Really. I don't care much for either, after using the Thinkpad. I'd really like a laptop that invested an extra half inch of depth in a keyboard like the ones on the old Toshiba Satellites, with almost full travel keys. They were SO much better to type on than any laptop available today... most of which feel like I'm trying to type on the scales of a slightly putrified dead alligator.
As far as the practicality of dual core vs. single core machines goes ... Without concurrency there's no boost; with concurrency usually there is some boost and it is possible, in fact, to have a dual core system be faster than single core at twice the speed. It's not common but it all depends on what you're doing.
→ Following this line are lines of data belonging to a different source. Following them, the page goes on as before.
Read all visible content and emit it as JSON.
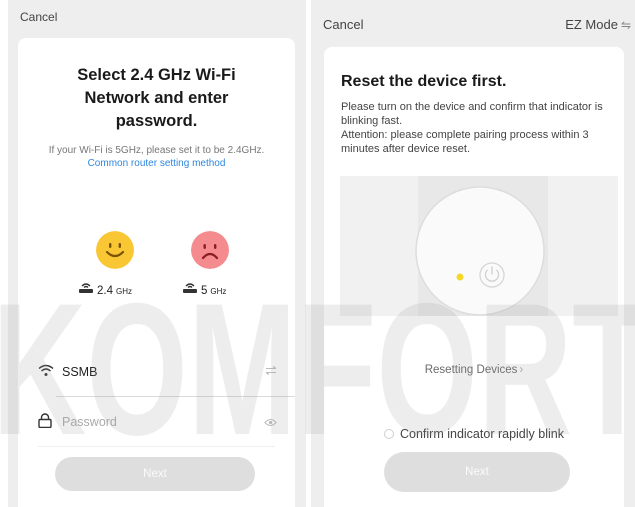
{
  "wifi_screen": {
    "cancel_label": "Cancel",
    "title_line1": "Select 2.4 GHz Wi-Fi",
    "title_line2": "Network and enter",
    "title_line3": "password.",
    "hint_text": "If your Wi-Fi is 5GHz, please set it to be 2.4GHz.",
    "hint_link": "Common router setting method",
    "band_ok_value": "2.4",
    "band_ok_unit": "GHz",
    "band_bad_value": "5",
    "band_bad_unit": "GHz",
    "ssid_value": "SSMB",
    "password_placeholder": "Password",
    "next_label": "Next",
    "icons": {
      "ok": "smiling-face-icon",
      "bad": "frowning-face-icon",
      "router": "router-icon",
      "wifi": "wifi-icon",
      "lock": "lock-icon",
      "switch": "switch-network-icon",
      "eye": "eye-icon"
    },
    "colors": {
      "ok": "#f9c634",
      "bad": "#f38b8f",
      "link": "#2e86de"
    }
  },
  "reset_screen": {
    "cancel_label": "Cancel",
    "mode_label": "EZ Mode",
    "title": "Reset the device first.",
    "description_line1": "Please turn on the device and confirm that indicator is blinking fast.",
    "description_line2": "Attention: please complete pairing process within 3 minutes after device reset.",
    "resetting_link": "Resetting Devices",
    "confirm_label": "Confirm indicator rapidly blink",
    "next_label": "Next",
    "icons": {
      "indicator": "indicator-light-icon",
      "power": "power-icon",
      "chevron": "chevron-right-icon"
    },
    "colors": {
      "indicator": "#f5d72a"
    }
  },
  "watermark": {
    "text": "KOMFORT"
  }
}
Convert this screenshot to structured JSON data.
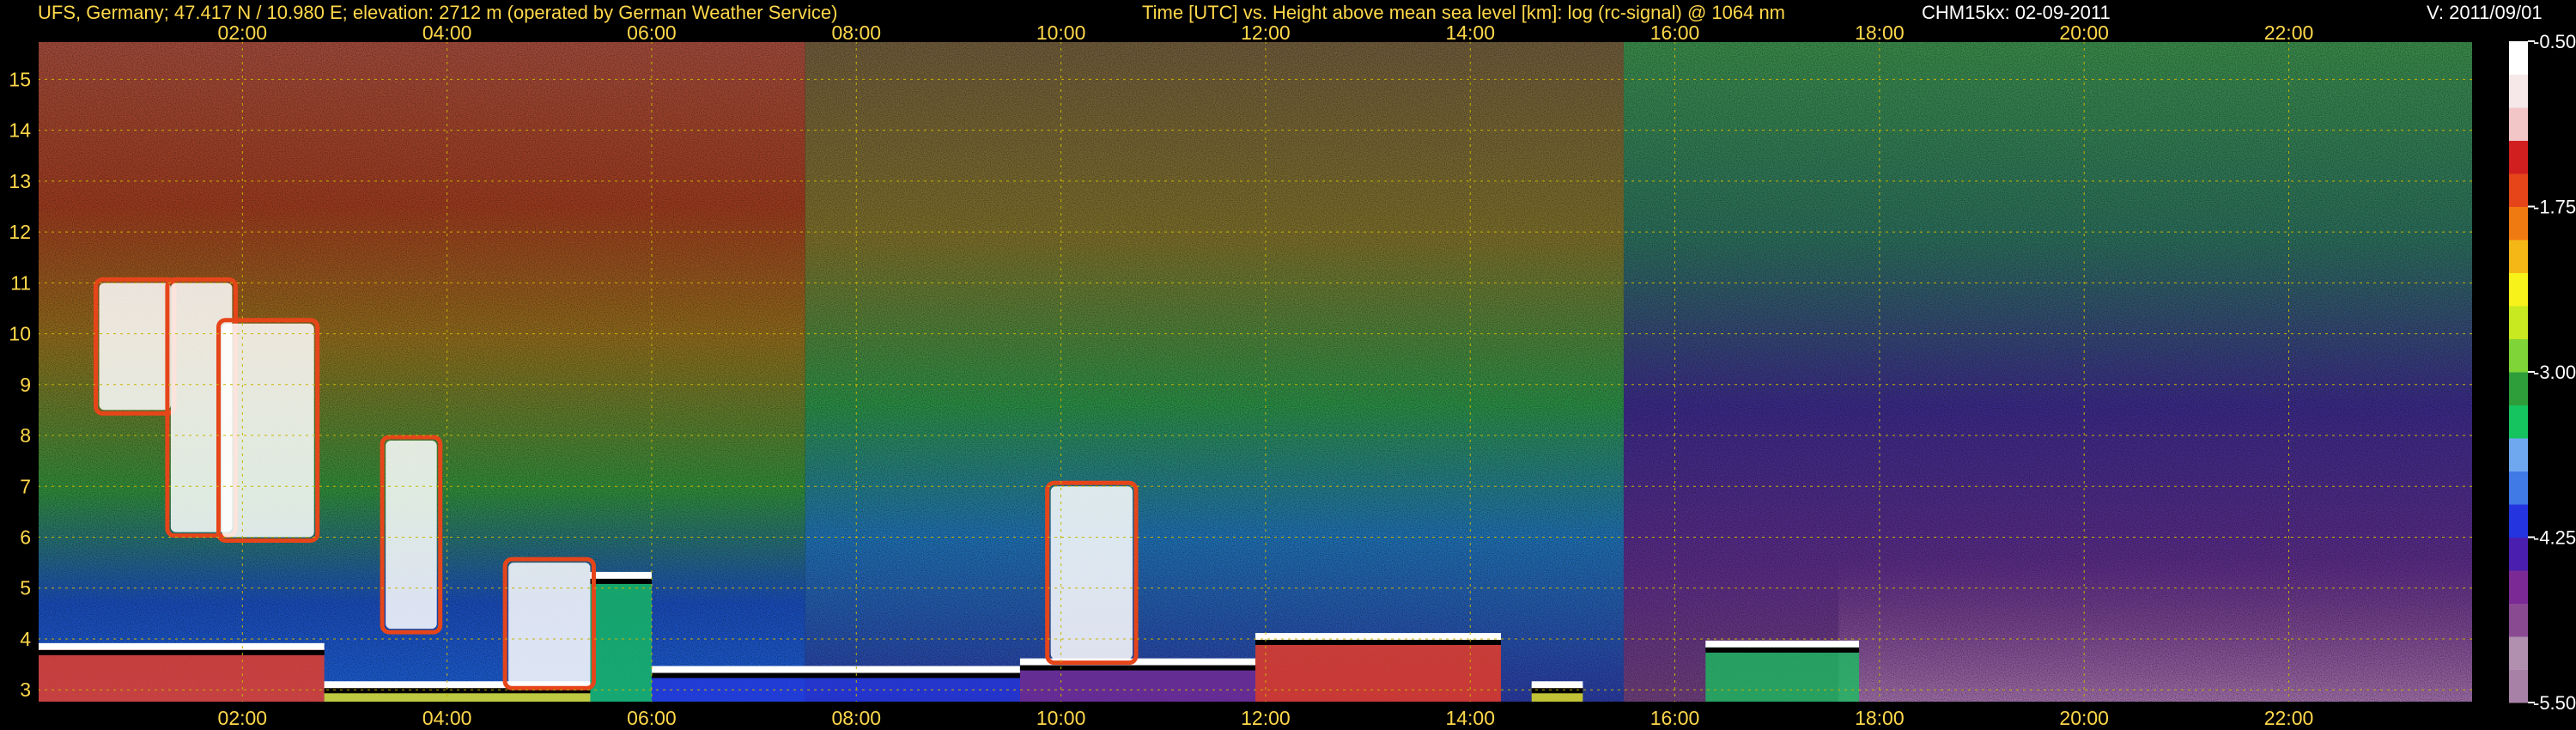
{
  "header": {
    "station": "UFS, Germany; 47.417 N / 10.980 E; elevation: 2712 m  (operated by German Weather Service)",
    "title": "Time [UTC] vs. Height above mean sea level [km]: log (rc-signal) @ 1064 nm",
    "instrument": "CHM15kx: 02-09-2011",
    "version": "V: 2011/09/01"
  },
  "colors": {
    "background": "#000000",
    "header_text": "#ffd84a",
    "tick_text": "#ffd84a",
    "grid": "#c8b400",
    "colorbar_text": "#ffffff"
  },
  "chart_data": {
    "type": "heatmap",
    "title": "Time [UTC] vs. Height above mean sea level [km]: log (rc-signal) @ 1064 nm",
    "x_ticks": [
      "02:00",
      "04:00",
      "06:00",
      "08:00",
      "10:00",
      "12:00",
      "14:00",
      "16:00",
      "18:00",
      "20:00",
      "22:00"
    ],
    "x_tick_hours": [
      2,
      4,
      6,
      8,
      10,
      12,
      14,
      16,
      18,
      20,
      22
    ],
    "xlim": [
      0.0,
      23.8
    ],
    "y_ticks": [
      3,
      4,
      5,
      6,
      7,
      8,
      9,
      10,
      11,
      12,
      13,
      14,
      15
    ],
    "ylim": [
      2.75,
      15.75
    ],
    "colorbar": {
      "ticks": [
        -0.5,
        -1.75,
        -3.0,
        -4.25,
        -5.5
      ],
      "tick_labels": [
        "-0.50",
        "-1.75",
        "-3.00",
        "-4.25",
        "-5.50"
      ],
      "range": [
        -5.5,
        -0.5
      ],
      "colors": [
        "#a882a6",
        "#b090ae",
        "#8a4a92",
        "#7b2a95",
        "#4a1fb0",
        "#2435e0",
        "#3f7ae6",
        "#70a8f0",
        "#15c45e",
        "#2e9e3b",
        "#7fd437",
        "#c8e820",
        "#f6f21a",
        "#f5b716",
        "#f07a12",
        "#e6451a",
        "#d11f1f",
        "#f2c6c6",
        "#f6e8e8",
        "#ffffff"
      ]
    },
    "grid": true,
    "cloud_base_km": [
      {
        "start": 0.0,
        "end": 2.8,
        "height": 3.85
      },
      {
        "start": 2.8,
        "end": 5.4,
        "height": 3.1
      },
      {
        "start": 5.4,
        "end": 6.0,
        "height": 5.25
      },
      {
        "start": 6.0,
        "end": 9.6,
        "height": 3.4
      },
      {
        "start": 9.6,
        "end": 11.9,
        "height": 3.55
      },
      {
        "start": 11.9,
        "end": 14.3,
        "height": 4.05
      },
      {
        "start": 14.6,
        "end": 15.1,
        "height": 3.1
      },
      {
        "start": 16.3,
        "end": 17.8,
        "height": 3.9
      }
    ]
  }
}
Yes, I already read the concurrent programming article a while back, but I'm afraid I don't share your enthusiasm for it. I think the author blurs program performance and performance programming. The first is about raw speed, the second is about making your program run X percent faster than your competitors' do. As such the "free lunch" he describes never really existed for people who actually do performance programming. Concurrency is already used whenever possible since you never know when you might be runnning on an SMP machine. Abstract machines can be massively parallel regardless of the hardware underneath. For everybody who doesn't do performance programming, the problem usually comes down to decoupling the performance bottleneck from the rest of the application, then handing it off to a performance person. (They still have to make sure their code is reasonably fast and lean, but parallelism isn't a big issue)
Anyway, I'm getting OT. I think the bottom line is that for the types of tasks I do, the performance benefit of SMP in a laptop sounds a lot better than the benefit of a G5.
now all i have to do is come up with $2400...anybody willing to help a poor college kid live the dream of OSX?
Well, I'll do my part to help you out. You can knock of about $20, if you buy a 3rd party spare battery. Slightly greater capacity on the Al batteries. More dramatic increases on the Ti and iBook batteries.
It's not offtopic, dumbass. It's orthogonal.